Nora Owen
Ceist:89 Mrs. Owen asked the Minister for Health and Children if he will make a statement on his plans to combat nvCJD; and his plans to ensure food safety in this regard. [5516/01]
Vol. 531 No. 4
89 Mrs. Owen asked the Minister for Health and Children if he will make a statement on his plans to combat nvCJD; and his plans to ensure food safety in this regard. [5516/01]
Since 1996 we have been aware of a link between BSE in cows and new variant Creutzfeldt-Jakob Disease, commonly know as vCJD, in humans. In relation to the source of vCJD infection, the most likely explanation is the ingestion by humans of BSE-contaminated food. Humans may have been exposed to the BSE agent through different routes including consumption of contaminated food, contaminated pharmaceutical products, medical instruments, transplants, blood donations and cosmetics.
The consumption of beef is not a risk factor for vCJD, rather it is the consumption of contaminated beef products. Current information indicates that BSE infectivity resides in brain, spinal cord and other specified risk material, SRM. The consumption of this material is high risk and exposure to BSE may only have occurred in those who ate such material.
Some meat remains on carcass skeletons following deboning by conventional techniques.
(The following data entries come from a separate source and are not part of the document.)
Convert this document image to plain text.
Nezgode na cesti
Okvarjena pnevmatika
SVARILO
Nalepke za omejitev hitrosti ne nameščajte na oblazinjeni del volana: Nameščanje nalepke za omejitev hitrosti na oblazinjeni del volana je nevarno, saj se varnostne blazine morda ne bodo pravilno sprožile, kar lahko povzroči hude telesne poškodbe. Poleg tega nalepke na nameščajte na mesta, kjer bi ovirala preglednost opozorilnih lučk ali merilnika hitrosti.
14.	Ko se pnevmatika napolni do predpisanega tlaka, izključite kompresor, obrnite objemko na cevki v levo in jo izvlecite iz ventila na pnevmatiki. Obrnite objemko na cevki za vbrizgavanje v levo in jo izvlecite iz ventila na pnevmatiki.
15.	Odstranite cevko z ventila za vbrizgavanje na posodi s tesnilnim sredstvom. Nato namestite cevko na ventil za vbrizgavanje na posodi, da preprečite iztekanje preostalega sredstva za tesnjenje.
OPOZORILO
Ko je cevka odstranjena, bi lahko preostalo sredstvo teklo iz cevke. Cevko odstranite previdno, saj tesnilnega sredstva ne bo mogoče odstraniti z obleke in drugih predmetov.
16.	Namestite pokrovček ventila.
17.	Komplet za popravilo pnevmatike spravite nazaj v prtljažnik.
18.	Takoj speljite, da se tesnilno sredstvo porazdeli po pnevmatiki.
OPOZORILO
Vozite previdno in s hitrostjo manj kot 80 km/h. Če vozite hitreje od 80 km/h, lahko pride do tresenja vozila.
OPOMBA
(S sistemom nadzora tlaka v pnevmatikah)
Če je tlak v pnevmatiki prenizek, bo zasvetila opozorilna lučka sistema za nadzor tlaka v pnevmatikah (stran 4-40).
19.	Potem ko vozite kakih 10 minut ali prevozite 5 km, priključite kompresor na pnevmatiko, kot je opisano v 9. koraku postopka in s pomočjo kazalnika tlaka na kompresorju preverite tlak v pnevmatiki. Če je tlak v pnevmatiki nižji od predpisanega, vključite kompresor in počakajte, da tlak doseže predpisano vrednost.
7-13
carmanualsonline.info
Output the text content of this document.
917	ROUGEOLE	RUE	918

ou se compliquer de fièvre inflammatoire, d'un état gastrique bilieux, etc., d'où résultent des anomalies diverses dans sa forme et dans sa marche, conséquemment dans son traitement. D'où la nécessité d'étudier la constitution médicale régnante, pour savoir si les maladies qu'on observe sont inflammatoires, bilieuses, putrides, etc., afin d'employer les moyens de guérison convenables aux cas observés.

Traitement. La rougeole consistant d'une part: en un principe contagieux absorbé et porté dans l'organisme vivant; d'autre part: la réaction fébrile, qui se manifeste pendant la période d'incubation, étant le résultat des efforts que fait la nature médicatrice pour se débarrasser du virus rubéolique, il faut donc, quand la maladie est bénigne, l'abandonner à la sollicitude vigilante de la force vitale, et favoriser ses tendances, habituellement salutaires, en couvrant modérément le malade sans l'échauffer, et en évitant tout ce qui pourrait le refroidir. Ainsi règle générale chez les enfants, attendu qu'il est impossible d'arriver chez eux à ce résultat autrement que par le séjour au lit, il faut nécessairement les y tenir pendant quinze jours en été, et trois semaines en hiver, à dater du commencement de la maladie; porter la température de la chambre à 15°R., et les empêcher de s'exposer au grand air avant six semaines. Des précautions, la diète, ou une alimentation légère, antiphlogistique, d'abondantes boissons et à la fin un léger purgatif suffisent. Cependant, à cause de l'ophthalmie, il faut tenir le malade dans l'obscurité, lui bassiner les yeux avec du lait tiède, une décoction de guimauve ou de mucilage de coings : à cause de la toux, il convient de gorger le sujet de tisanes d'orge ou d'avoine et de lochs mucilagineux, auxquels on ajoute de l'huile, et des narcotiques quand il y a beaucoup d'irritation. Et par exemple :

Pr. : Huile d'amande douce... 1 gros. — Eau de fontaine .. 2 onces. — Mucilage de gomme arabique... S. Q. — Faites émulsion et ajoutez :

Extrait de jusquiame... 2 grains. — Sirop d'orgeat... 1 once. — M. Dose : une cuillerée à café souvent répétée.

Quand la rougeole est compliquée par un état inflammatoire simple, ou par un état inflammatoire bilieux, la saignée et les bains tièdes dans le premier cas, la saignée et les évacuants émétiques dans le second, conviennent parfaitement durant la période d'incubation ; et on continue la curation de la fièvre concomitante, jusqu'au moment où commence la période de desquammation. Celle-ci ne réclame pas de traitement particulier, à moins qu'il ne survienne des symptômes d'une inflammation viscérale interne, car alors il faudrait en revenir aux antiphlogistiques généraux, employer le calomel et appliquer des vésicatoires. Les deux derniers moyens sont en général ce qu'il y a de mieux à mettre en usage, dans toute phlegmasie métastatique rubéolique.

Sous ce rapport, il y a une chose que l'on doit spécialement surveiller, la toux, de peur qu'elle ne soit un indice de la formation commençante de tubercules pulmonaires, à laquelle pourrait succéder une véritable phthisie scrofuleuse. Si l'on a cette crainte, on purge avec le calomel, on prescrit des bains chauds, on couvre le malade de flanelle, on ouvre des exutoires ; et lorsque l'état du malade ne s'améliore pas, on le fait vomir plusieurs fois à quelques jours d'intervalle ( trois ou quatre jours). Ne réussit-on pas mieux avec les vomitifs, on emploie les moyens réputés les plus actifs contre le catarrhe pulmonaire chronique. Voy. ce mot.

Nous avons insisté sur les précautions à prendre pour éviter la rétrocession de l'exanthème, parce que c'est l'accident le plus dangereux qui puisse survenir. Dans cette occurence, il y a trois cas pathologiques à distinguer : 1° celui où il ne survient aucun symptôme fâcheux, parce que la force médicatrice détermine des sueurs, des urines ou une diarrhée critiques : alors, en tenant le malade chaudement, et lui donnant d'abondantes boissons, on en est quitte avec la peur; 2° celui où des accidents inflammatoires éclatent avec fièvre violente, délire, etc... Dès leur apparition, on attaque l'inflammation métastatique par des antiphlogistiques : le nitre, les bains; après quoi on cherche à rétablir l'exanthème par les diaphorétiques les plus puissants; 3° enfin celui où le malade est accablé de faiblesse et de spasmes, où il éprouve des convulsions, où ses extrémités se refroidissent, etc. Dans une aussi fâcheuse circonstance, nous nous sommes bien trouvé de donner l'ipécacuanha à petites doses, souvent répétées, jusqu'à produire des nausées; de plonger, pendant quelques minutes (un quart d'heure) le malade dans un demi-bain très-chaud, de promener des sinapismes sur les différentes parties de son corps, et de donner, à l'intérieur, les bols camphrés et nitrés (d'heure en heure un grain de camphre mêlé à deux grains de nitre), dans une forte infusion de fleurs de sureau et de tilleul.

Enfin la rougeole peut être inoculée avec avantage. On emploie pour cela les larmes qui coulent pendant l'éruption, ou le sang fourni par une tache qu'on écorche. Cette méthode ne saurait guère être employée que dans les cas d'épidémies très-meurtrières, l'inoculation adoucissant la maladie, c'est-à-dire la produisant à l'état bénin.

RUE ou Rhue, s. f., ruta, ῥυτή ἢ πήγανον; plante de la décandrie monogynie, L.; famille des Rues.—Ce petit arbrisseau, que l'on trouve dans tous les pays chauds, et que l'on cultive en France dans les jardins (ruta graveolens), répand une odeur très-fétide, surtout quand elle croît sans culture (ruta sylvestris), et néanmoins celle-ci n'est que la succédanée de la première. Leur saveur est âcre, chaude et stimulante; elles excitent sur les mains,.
In the past, additional meat was removed from the skeleton mechanically. The practice involved putting the skeletons into machines, which using high pressure removed residual meat and tissues. This mechanically recovered meat, MRM, would have contained spinal cord and other SRM and was used for economy burgers, pies and other low-grade meat products. This may have been the most infective material entering the human food chain in the UK. The practice, rarely used in Ireland, was banned in May 1996. BSE was first identified in the United Kingdom in 1986. From the outset of the epidemic in the UK, Ireland acknowledged that it might have a BSE problem in the national herd and has been introducing a series of risk reduction measures since the first case of BSE was identified here in 1989.